KNOW YOUR NUMBER was an information campaign to increase the public’s awareness about the hemoglobin A1c (A1C) test several years ago. Today, there is confusion about what that number should be. According to the American Diabetes Association, the goal should be 7% or less.1 A panel from the American Association of Clinical Endocrinologists says it should be 6.5% or less.2 So what is THE NUMBER today?
I initially became aware of this discrepancy in recommendations as I attended national diabetes meetings where diabetes care professionals were asking “What do we tell patients?” Then, my patients began to ask about their A1C goal after receiving educational materials from pharmaceutical companies noting the goal of 6.5% or less. The question most often came from patients with type 1 diabetes on insulin pumps or multiple daily injections, who know the challenge of achieving and maintaining an A1C result less than 7%, let alone less than 6.5%.

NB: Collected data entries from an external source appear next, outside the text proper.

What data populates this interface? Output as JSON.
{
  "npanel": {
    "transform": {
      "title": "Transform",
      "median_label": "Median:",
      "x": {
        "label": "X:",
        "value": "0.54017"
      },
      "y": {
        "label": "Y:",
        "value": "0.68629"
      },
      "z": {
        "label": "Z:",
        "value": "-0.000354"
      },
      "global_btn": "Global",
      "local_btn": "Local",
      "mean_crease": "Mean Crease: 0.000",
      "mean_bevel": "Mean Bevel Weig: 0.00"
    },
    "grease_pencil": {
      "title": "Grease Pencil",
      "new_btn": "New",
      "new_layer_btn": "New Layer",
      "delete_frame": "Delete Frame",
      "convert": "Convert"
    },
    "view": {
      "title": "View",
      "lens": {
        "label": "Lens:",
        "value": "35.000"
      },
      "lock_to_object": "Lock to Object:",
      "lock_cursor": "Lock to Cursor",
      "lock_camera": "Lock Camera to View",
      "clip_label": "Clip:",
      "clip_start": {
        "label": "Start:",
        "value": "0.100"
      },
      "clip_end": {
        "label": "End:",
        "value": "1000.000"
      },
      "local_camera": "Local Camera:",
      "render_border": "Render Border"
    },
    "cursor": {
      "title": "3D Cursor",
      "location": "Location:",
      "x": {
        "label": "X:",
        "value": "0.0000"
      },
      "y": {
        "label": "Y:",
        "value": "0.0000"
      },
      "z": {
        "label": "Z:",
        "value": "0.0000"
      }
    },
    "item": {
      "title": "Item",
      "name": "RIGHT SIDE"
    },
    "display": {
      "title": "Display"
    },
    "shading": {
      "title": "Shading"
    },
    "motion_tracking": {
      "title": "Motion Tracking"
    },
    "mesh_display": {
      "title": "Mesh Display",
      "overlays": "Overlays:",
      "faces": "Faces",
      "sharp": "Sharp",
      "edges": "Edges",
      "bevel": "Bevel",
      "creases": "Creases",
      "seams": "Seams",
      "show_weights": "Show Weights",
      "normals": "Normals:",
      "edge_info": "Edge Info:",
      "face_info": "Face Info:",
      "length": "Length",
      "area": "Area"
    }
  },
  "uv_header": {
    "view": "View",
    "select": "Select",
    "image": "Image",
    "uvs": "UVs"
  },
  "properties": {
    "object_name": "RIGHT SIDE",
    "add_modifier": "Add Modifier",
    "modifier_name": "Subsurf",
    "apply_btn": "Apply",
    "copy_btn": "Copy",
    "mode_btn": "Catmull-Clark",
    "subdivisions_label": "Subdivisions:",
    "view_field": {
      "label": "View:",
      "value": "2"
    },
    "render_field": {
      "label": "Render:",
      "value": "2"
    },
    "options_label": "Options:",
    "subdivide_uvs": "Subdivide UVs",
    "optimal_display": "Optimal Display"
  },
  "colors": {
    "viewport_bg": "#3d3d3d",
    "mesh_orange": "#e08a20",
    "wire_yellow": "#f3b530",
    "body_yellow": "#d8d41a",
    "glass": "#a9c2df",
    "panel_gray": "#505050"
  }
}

The United Kingdom Prospective Diabetes Study (UKPDS) and the Diabetes Control and Complications Trial (DCCT) confirmed that the lower the A1C, the lower the risk of complications.3,4 But we also know from the DCCT/Epidemiology of Diabetes Interventions and Complications (EDIC) Study data that it is extremely difficult to maintain even a 7.2% A1C over the long term.5 The EDIC data are showing that even seemingly short-term improvements have long-term implications. Those in the intensive control group still have fewer complications even as their A1C results have increased over time.
Yes, the state of diabetes care and control in the United States is awful. Change must occur. Health care practitioners, people with diabetes, government agencies, health care organizations, and third-party payers must recognize that diabetes and the associated dysmetabolic syndrome must be treated more aggressively. But more is necessary than just deciding on THE NUMBER.
Multiple challenges are before us. Challenges for people with diabetes, health care providers, and our government.
I contend that just saying something is so is not sufficient to make it happen. We must remember that individual patients make up the population of people with diabetes. These patients make choices about how they live with diabetes, and their choices change from day to day and year to year.
Some patients consciously make choices about their degree of glycemic control. Today, we have better medications; we have better technology. But in some ways, our advances may only contribute to earlier diabetes burnout.
Many people with diabetes still receive inadequate treatment options and information from their providers. Encouraging providers to be more aggressive with their treatment strategies is not new. But without professional education and tools to help people with diabetes achieve their goals, that achievement isn’t likely to happen. Changing the target by 0.5% isn’t going to provide the skills, tools, or treatment strategies to help patients reach it. Too many people with diabetes just don’t know that a lower A1C is better. They still have not received the information that lower is better.
Having enough money to pay for all the available treatment tools is another very real issue. Can people afford to treat their diabetes with multiple medications—not only for diabetes itself, but also for high blood pressure and dyslipidemias? If not, how should patients prioritize their expenditures? If you had to pick, would you treat a patient’s high blood glucose or high blood pressure? According to the UKPDS, it may be more important to treat the blood pressure if the patient has type 2 diabetes.
Above all, let’s remember that a goal is a goal. As a practitioner who sees people with diabetes every day, I have to remember the individual. Patients ultimately must set their own goals. Prescriptions alone are not going to make THE NUMBER (whatever it may be) happen.
I am the coach. I use a risk reduction graph to show people with diabetes the value of glucose control in relation to complication reductions. The graph illustrates that for every percent reduction in A1C, there is a corresponding reduction in the risk of complications. When a person with diabetes in my practice decreases his or her A1C results from 11 to 8%, I appreciate the effort that has gone into achieving that reduction. Would a 6.5% A1C result be better? Of course. Would we continue to evaluate strategies to lower A1C results more? Yes. But at what price? Is that my decision or the decision of the person with diabetes?
For patients with type 1 diabetes, the incidence of hypoglycemia with tighter control may be such that it affects their daily living. Yes, new therapies may reduce this problem, but I imagine that hypoglycemia and fear of hypoglycemia will still keep the majority from achieving this level of control. People with type 2 diabetes may well be able to reach this target early in the disease if they are medicated aggressively and coached appropriately. But they will develop the same risk of hypoglycemia later in their disease, and, as shown in the UKPDS, the longer the duration of disease, the more difficult it will be to maintain the lower A1C levels. Diabetes is a progressive disease.
Let’s be cautious with the messages that we send, especially those to people with diabetes. They are the ones who live with this disease of many details and inconveniences every day. Let’s not overlook what they are doing day-to-day.
And let’s not confuse the provider community with a game of “What’s THE NUMBER?” when our overriding and ongoing message should be, “We need to be doing better.” The national A1C average is 9.2%. Every percent decrease improves outcomes and reduces the personal and financial burden of diabetes.
We need to promote the message of reducing the risks—that lowering glucose, lowering lipids, lowering blood pressure all improves outcomes. Our focus should be KNOW YOUR NUMBERS, not “What is THE NUMBER?”